You can then configure CiscoSecure Database Replication to determine the information that is replicated and replication schedule. See the "CiscoSecure Database Replication" section in "Step-by-Step Configuration for CiscoSecure ACS," for details on configuring database replication. The primary CiscoSecure ACS will usually have only the Send boxes checked, while the secondary CiscoSecure ACS will have the Receive boxes checked. Not all components need to be replicated every time, and, if there are very few updates and additions being made to CiscoSecure ACS, you can set replication to take place less frequently or even manually.
The Replication Partners section lists the defined AAA servers; the list is taken from the information configured in the AAA Servers table. The secondary CiscoSecure ACS is listed in the AAA Servers list on the primary CiscoSecure ACS. Select and move the secondary server to the Replication list.
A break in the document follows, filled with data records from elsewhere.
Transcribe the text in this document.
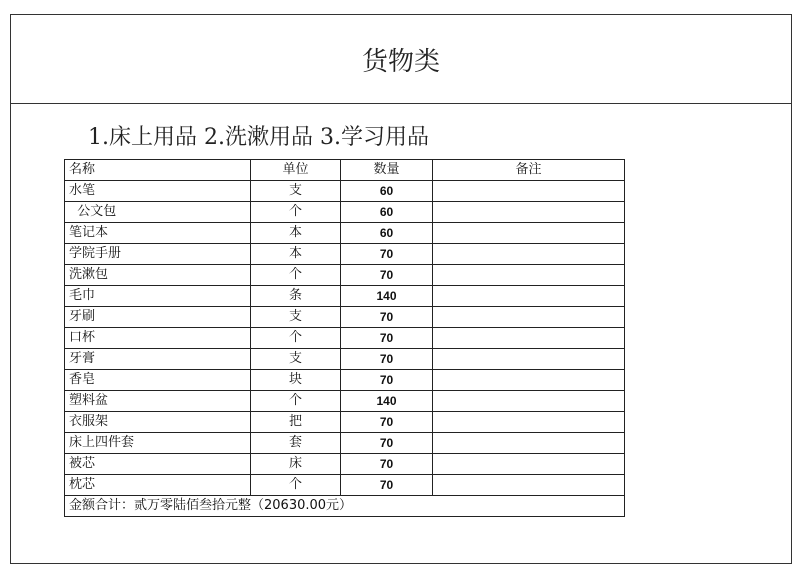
货物类
1.床上用品 2.洗漱用品 3.学习用品
名称	单位	数量	备注
水笔	支	60	
公文包	个	60	
笔记本	本	60	
学院手册	本	70	
洗漱包	个	70	
毛巾	条	140	
牙刷	支	70	
口杯	个	70	
牙膏	支	70	
香皂	块	70	
塑料盆	个	140	
衣服架	把	70	
床上四件套	套	70	
被芯	床	70	
枕芯	个	70	
金额合计：贰万零陆佰叁拾元整（20630.00元）			
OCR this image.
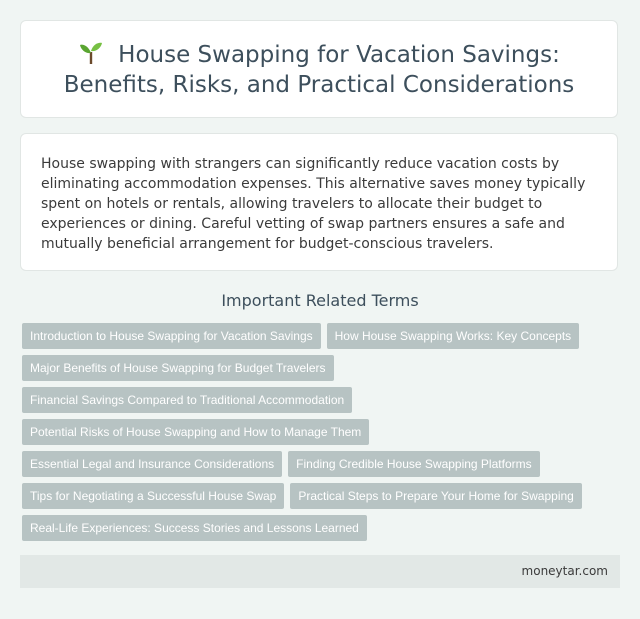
House Swapping for Vacation Savings: Benefits, Risks, and Practical Considerations

House swapping with strangers can significantly reduce vacation costs by eliminating accommodation expenses. This alternative saves money typically spent on hotels or rentals, allowing travelers to allocate their budget to experiences or dining. Careful vetting of swap partners ensures a safe and mutually beneficial arrangement for budget-conscious travelers.

Important Related Terms
Introduction to House Swapping for Vacation Savings	How House Swapping Works: Key Concepts
Major Benefits of House Swapping for Budget Travelers
Financial Savings Compared to Traditional Accommodation
Potential Risks of House Swapping and How to Manage Them
Essential Legal and Insurance Considerations	Finding Credible House Swapping Platforms
Tips for Negotiating a Successful House Swap	Practical Steps to Prepare Your Home for Swapping
Real-Life Experiences: Success Stories and Lessons Learned
moneytar.com
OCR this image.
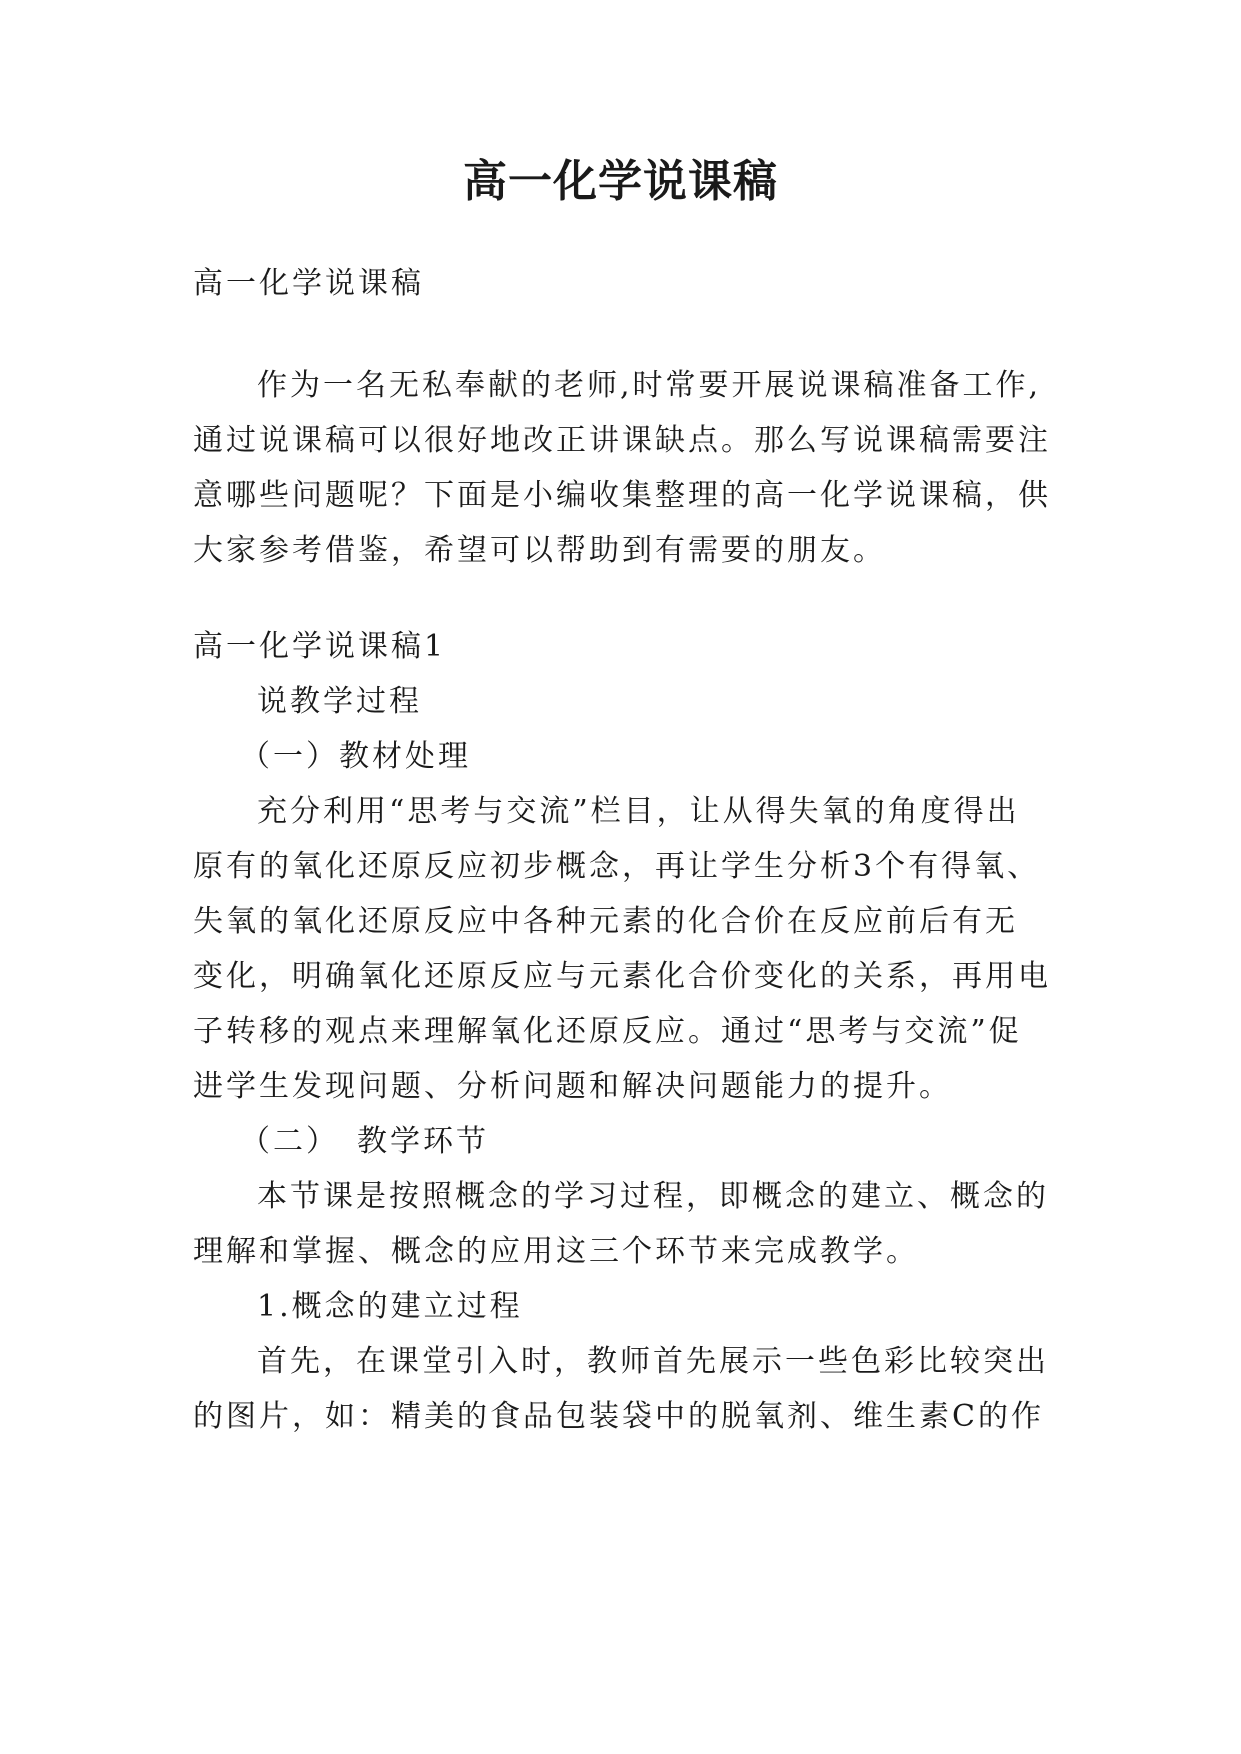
高一化学说课稿

高一化学说课稿

作为一名无私奉献的老师,时常要开展说课稿准备工作,

通过说课稿可以很好地改正讲课缺点。那么写说课稿需要注

意哪些问题呢？下面是小编收集整理的高一化学说课稿，供

大家参考借鉴，希望可以帮助到有需要的朋友。

高一化学说课稿1

说教学过程

（一）教材处理

充分利用“思考与交流”栏目，让从得失氧的角度得出

原有的氧化还原反应初步概念，再让学生分析3个有得氧、

失氧的氧化还原反应中各种元素的化合价在反应前后有无

变化，明确氧化还原反应与元素化合价变化的关系，再用电

子转移的观点来理解氧化还原反应。通过“思考与交流”促

进学生发现问题、分析问题和解决问题能力的提升。

（二）　教学环节

本节课是按照概念的学习过程，即概念的建立、概念的

理解和掌握、概念的应用这三个环节来完成教学。

1.概念的建立过程

首先，在课堂引入时，教师首先展示一些色彩比较突出

的图片，如：精美的食品包装袋中的脱氧剂、维生素C的作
This section configures the target to which data is replicated from the primary CiscoSecure ACS.
On the secondary CiscoSecure ACS, in the Replication Partners section, click the name of the primary CiscoSecure ACS in the Accept Replication From list. This defines the primary CiscoSecure ACS as the source from which the secondary CiscoSecure ACS will receive replication.
If the network includes additional CiscoSecure ACSes, you can configure CiscoSecure Database Replication so that the first CiscoSecure ACS also sends the data to these CiscoSecure ACSes after the first Database Replication process is completed. Simply enter the additional CiscoSecure ACS in the AAA Server table and add the additional CiscoSecure ACSes to the Replication list.
You can also configure CiscoSecure ACS to perform Database Replication by cascading the replication process from the first CiscoSecure ACS to the second, then from the second to the third, and so on. To configure this feature, set Replication Scheduling on the secondary CiscoSecure ACS to Automatically Triggered Cascade. The secondary CiscoSecure ACS can then perform replication to its configured list of CiscoSecure ACSes upon completion of an incoming session from a higher level. This allows you to build a hierarchy of CiscoSecure ACSes. In this case, the secondary CiscoSecure ACS is both a server and a clientit is a client to the higher-level server from which it receives the incoming replication, and it is a server to the CiscoSecure ACS to which it replicates. This reduces the load on the primary CiscoSecure ACS because it does not need to replicate to every CiscoSecure ACS.